Cengiz Bey’in doğduğu sokak ve evde sohbet ederken mazideki anılar canlanıyor ve sohbet koyulaşıyor.
Eğimli caddeden aşağı doğru süzülüyoruz. Dört yol ağzı 95 Kahvesi olarak adlanıyormuş.
Otobüs durağının ismi dahi 95. Her köşede adı 95 olan dükkânlarla çevrili dört yol ağzı hala geçmişi yansıtıyor. Cengiz Bey bizlere 95’in hikâyesini anlatırken yeni bir bilgiyi daha cebimize atıyoruz.
Geçmiş yıllarda faytonların plakaları varmış. 95 kahvesi olarak ifade edilen kahvecinin de faytonunun plakası 95’miş. Faytonculuktan sonra açtığı kahvesine faytonun ismini verince buralar 95 kahvesi olarak ifade edilir olmuş.
***
Kahvenin yanından geçmiş yıllarda yemyeşil bir bahçe olan ve ismi “İngiliz Bahçesi” olan alana geliyoruz. İki ağaç dışında her yer apartmanlarla dolmuş.
Bahçeye İngiliz Bahçesi denmesinin sebebini bilemesek de gözümüzde bahçenin geçmişini canlandırmaya çalışıyoruz.
Birkaç adımdan sonra apartman aralarından geçip Zeki Müren Parkı’na geliyoruz.
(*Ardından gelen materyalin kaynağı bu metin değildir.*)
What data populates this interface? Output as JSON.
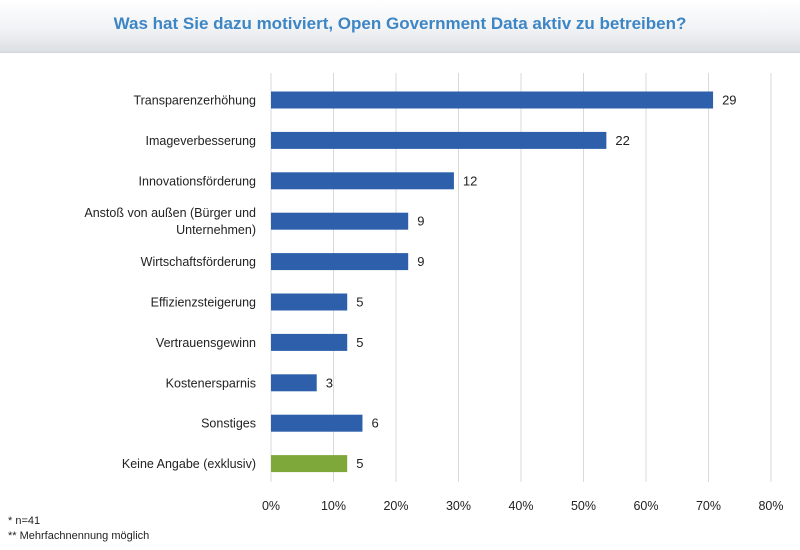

Kademeli biçimde oldukça engebeli bir yapıya sahip olan park okuldan kaçan öğrencilerin sigara içtiği bir halde yapayalnız.
Apartmanların işgal edemediği ender yerlerden biri olan parkın önü açık. Denize ve İzmir’e bakıp fotoğraf çekmeye çalışıyoruz.
Yolumuza durdurak demeden devam ederken bu kez İzmir’in simgelerinden biri olan Özel Karataş Hastanesi’nin arkasına geliyoruz.
İzmirli Musevilerin hastanesi olan Özel Karataş Hastanesi’nde Musevi cemaatinin “yaşlılar yurdu ” olarak andığı düşkün yaşlıların kaldığı bir huzurevi kısmı da bulunuyor.
Günümüzde yenilenmiş haliyle güzel bir görüntü sergileyen hastanenin bahçesinde bulunan eski yapı hastanenin ilk kurulduğu binaymış.
İzmir’in özellikle sağlık tarihinde önemli bir yere sahip olan hastanenin bu binaya da sahip çıkması gerekir diye düşünüyorum.
Karataş Hastanesi’ne veda ettikten sonra İzmir Kız Lisesi’nin arkasından aşağıya süzülerek İzmir için anıt yapı olarak ifade edilen bu tarihi liseye şöyle bir bakıyoruz.
Karataş Lisesi’nin önünden Karataş Hamamı’na kısa bir süre göz attıktan sonra rotamızı sonlandırmak üzere Asansör’e gidiyoruz.
Büyükşehir Belediyesi’nin yenilediği asansöre binmeden önce Dario Moreno sokağında soluklanıyoruz.
Sokağın tarihle olan bağından bahsettikten sonra asansöre binerek yukarı çıkıyoruz. Asansör Kafe’de bir şeyler atıştırıp günü sohbetle bitiriyoruz.